In September 2020, we and several other couples were called to serve as service missionaries working with the Swahili-speaking African refugees in Spokane. Our mission was to foster a feeling of love, acceptance, and friendship with African refugees and to help these friends integrate into our community.

In January 2021, stake leaders officially formed a Swahili group with three baptized members and many others attending. Sacrament meeting is translated into both English and Swahili, and we share youth classes and Primary with the ward to which we are attached. All of these brothers and sisters, whether coming from a refugee camp or a different part of Africa, have meaningful, important stories to share. Sacrament meetings have provided a valuable opportunity to hear about how faith has helped our African friends overcome incredible hardships. Our friends from Africa come with a rich heritage, and their love of music and singing have been such an enriching portion of sacrament meeting.

We have seen such amazing examples of courage and resilience in the face of hardship.

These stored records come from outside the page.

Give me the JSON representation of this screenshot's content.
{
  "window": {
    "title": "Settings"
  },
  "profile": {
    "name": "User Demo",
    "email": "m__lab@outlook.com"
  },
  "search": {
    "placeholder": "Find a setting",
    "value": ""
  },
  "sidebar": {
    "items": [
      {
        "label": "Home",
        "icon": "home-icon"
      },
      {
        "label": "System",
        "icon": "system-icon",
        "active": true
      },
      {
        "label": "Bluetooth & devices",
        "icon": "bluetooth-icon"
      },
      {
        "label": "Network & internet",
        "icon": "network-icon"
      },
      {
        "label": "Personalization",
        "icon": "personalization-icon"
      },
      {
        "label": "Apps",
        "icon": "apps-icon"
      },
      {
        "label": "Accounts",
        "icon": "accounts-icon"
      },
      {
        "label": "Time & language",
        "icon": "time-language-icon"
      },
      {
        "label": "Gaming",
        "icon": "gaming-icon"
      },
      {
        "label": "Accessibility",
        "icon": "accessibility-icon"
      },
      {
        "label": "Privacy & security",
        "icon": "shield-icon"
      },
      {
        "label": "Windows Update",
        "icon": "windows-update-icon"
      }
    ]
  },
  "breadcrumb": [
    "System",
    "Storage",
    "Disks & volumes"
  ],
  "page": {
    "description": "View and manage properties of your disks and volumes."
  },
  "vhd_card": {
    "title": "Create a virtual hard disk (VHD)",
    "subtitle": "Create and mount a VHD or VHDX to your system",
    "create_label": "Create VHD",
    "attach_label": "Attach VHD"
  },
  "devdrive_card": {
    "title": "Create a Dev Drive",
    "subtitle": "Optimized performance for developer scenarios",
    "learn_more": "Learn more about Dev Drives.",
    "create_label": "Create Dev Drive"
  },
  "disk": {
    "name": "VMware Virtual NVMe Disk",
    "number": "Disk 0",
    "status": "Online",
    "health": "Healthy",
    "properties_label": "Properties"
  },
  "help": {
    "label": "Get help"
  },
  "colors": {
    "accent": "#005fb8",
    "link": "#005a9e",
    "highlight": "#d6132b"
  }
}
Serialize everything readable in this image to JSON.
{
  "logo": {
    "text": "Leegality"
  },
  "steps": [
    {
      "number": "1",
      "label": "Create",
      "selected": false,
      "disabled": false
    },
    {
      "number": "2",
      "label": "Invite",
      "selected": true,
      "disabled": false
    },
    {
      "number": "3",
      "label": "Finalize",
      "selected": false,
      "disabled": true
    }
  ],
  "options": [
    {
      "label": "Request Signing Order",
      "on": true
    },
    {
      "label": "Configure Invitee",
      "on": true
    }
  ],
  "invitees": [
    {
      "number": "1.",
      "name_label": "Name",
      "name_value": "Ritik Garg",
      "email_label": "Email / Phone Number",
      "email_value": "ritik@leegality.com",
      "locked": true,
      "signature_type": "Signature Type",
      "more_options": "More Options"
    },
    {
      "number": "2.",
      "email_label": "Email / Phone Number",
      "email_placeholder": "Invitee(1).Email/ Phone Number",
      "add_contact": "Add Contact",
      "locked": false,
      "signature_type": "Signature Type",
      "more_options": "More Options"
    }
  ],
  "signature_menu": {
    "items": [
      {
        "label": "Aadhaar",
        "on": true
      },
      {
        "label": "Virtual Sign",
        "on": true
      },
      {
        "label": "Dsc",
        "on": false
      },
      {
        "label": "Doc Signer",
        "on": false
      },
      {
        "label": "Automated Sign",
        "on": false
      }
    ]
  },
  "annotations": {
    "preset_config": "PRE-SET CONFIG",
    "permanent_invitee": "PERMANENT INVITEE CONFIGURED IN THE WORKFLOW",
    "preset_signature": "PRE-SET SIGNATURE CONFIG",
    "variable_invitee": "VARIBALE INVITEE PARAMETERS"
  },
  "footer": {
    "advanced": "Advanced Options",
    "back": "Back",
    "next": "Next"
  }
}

We have seen forgiveness, love, and grace and are constantly amazed by the examples of their faith in Jesus Christ. Many of the refugees coming from Africa have relied on faith to overcome trials. As we try to learn their language and help them navigate life in a new country, true friendships form.

Maybe the greatest lesson we can all learn is the extent of family. Truly being brothers and sisters means that people coming to our ward will not find themselves “strangers and foreigners, but fellowcitizens with the saints, and of the household of God” (Ephesians 2:19).